Pick whatever description you like best. The bottom line is the Boston Celtics huddled Tuesday after landing in Orlando to discuss a growing list of concerns just seven games into the 2021-22 season.
The team responded with a win over the Magic, which is better than losing. We’ll find out a lot more about these Celtics and their ability to change their ways on Thursday night when they visit the East-leading Miami Heat on the second night of a back-to-back.
The Celtics put together a dominant third quarter against Orlando and that was enough to rally back from an underwhelming first half. Al Horford continues to be sensational (12 points, 12 rebounds, seven assists, three blocks, one steal) despite a poor shooting night, while Jaylen Brown put up an efficient 28 points (10 of 17 shooting) on a night the rest of the Celtics shot 37 percent overall.
Marcus Smart had a solid night after pushing the team’s panic level to DEFCON 3 by airing some grievances following the team’s embarrassing collapse against the Bulls on Monday night.
Now the bad news: Jayson Tatum’s season-long shooting funk continues. He missed 12 of 16 shots, including five of six 3-pointers, against the Magic. He even missed a trio of free throws.
Tatum is now shooting 38.3 percent from the floor, 26.2 percent beyond the 3-point arc, and a confounding 75 percent at the free-throw line. Tatum has missed a league-high 116 shots overall. He’s shooting 43.6 percent inside of five feet (24 of 55), where his attempts have been on a steady decline throughout his five seasons in the league.
Tatum is no stranger to the occasional slump and typically emerges in loud fashion.

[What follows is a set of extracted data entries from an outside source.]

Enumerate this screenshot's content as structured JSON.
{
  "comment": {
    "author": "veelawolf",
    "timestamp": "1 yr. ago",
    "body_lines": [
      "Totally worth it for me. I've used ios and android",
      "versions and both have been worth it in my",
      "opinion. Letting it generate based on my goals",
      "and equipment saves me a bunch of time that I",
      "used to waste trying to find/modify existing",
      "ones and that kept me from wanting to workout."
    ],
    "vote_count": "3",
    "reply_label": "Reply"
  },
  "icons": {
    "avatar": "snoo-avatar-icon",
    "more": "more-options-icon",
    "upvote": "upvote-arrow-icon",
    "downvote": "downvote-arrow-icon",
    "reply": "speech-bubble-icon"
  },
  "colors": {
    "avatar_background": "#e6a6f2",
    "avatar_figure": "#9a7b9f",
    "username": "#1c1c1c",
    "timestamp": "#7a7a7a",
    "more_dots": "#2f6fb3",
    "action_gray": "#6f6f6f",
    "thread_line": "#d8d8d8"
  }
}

But the 41-point, eight-assist Tatum that looked like a legitimate MVP candidate against Charlotte hasn’t been seen otherwise. Tatum’s points-per-shot attempt was at a career-low 97.3 entering Wednesday’s game, down from 116 last season, per Cleaning the Glass data.
Tatum accelerating to the mean might be enough to cure at least some of what ails these Celtics. While we cringe a bit hearing Boston brass suggest the team’s record could be much better with just a few more bounces (or, more likely, defensive stops), we’ll relent that typical Tatum efficiency could have indeed tipped a couple games out of the gates here.
Boston’s defense is a far bigger issue than Tatum’s offensive funk, however. Yes, there is seemingly a correlation between Tatum’s defensive intensity and his shooting efficiency but, in fairness, he didn’t appear to let a frustrating offensive night in Orlando seep into his defensive effort. He kept his emotions in check and didn’t lament any lack of whistles.
Playing a youthful Magic team will decrease the stress level for anyone. And, ultimately, the Celtics weren’t going for style points on Wednesday night.
"Dennis [Schroder] was in there at halftime like, 'Man, we could use a win,'" said Horford. "We just need to get a win … The pressure feels like it mounts up and, as hard as it is, if you’re not playing the right way, if you’re not doing everything you need to do, you’ll get humbled.
"I feel like it’s been hard for us. We’ve shown progress, we’ve shown things, but we’re not where we want to be. And tonight it's just nice at the end of the day to come out and put a good game together and get a win.”
The Celtics got their win. Now they need a vintage Tatum performance to have any chance of hanging with Miami. All eyes will be on Tatum and Luka Doncic when Boston visits Dallas on Saturday night.
The Celtics heaped a bunch of responsibility on Tatum’s plate this summer with the roster changes that thinned the offensive potential around him. This team isn’t built to survive if the Jays struggle.
Tatum can make his own slow start — and that of the Celtics — a distant memory by shifting to a higher gear. Until then, Boston’s margin for error is dangerously thin.
And no amount of team meetings or bread-breakings matter as much as Tatum getting back to being the sort of game-changing talent we saw at the end of last season.